Lancer Media Kitchen: Old Fashioned Molasses Cookies
October 28, 2015
When I was completing my Colonial history project for A.P. US History class, I found a recipe for Pine Tree Shilling cookies. I found out that the Shillings were used as money during the mid-1700’s by the Massachusetts Bay Colony. I took my two favorite things, history and baking, and combined them as one. (I did alter the original recipe to make the cookies taste better–less ginger, more cinammon.)
I was scared that I ruined the cookies when I took a sniff of the batter, and the ginger overpowered the spice smell. I still baked them to see what I needed to improve. Smells in the beginning will trick you because when I took the cookie sheet out, the results smelled like like ginger snap cookies. I brought them in for my history class and, of course, my Journalism class, and they loved them. I highly recommend this recipe. It is much simpler than the ginger snap recipes I have used in the past. They are easy to make, and they don’t take long to bake.

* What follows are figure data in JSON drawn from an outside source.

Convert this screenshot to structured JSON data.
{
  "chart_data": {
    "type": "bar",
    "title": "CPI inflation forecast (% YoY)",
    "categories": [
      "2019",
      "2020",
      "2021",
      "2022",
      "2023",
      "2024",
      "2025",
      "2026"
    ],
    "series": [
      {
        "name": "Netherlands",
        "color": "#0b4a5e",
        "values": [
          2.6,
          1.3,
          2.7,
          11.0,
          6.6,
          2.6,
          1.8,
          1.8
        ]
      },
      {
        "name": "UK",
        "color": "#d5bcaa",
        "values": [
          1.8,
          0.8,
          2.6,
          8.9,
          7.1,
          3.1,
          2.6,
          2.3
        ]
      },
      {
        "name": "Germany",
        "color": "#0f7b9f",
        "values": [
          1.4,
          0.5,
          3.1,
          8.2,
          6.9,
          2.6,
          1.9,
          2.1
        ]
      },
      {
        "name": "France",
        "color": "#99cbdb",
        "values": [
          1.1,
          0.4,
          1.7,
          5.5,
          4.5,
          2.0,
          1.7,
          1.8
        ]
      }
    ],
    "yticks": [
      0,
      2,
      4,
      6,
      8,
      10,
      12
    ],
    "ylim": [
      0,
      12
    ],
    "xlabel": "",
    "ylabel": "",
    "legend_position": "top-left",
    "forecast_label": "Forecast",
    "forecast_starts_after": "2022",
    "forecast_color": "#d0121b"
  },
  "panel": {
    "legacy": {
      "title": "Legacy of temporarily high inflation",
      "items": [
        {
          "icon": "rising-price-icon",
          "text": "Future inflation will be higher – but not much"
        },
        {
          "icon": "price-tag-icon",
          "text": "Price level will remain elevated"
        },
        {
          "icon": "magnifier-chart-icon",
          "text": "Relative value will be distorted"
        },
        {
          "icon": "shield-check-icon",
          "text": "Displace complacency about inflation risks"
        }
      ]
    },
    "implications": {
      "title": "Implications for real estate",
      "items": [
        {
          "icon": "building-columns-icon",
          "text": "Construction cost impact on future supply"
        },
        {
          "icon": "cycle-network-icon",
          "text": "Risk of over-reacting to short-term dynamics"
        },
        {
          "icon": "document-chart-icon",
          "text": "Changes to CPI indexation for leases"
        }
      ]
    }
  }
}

Yield: 3 dozen (depends on size)
Prep Time: 15 minutes
Cool Time: 3 minutes
Ingredients:
1/2 cups unsulphured molasses
1/4 cup brown sugar, packed
1/4 cup unsalted butter, softened
1 1/2 cups all-purpose flour
1 1/4 tsp. ground cinnamon
1/4 tsp. ginger
1/4 tsp. baking soda
1/4 tsp. salt
Directions:
- Preheat oven to 350 degrees Fahrenheit
- In a large bowl, cream together the molasses, sugar, and butter for about 5 minutes.
- In a medium bowl, whisk together the flour cinnamon, ginger, baking soda, and salt, and blend into the cream mixture.
- Pour out dough onto a long piece of with a little flour wax paper*. With your hands form the dough into a narrow log of about 1 inch in width. Wrap up the wax paper and and refrigerate for several hours up to overnight.
- Once the dough it hard enough that you can still cut through, slice dough with a knife. The slice should be at least 1/4 inch thick**. On your cookie sheet lay sliced dough one inch apart and if you want you can put indents into the dough to make a shape. Sprinkle coarse sugar on the sliced dough.
- Bake for about 8 minutes. Should be a little bit dark. The dough should have raised a little bit.
- Let the cookies cool on cookie sheet for about 2 minutes. Then transfer to a cooling rack.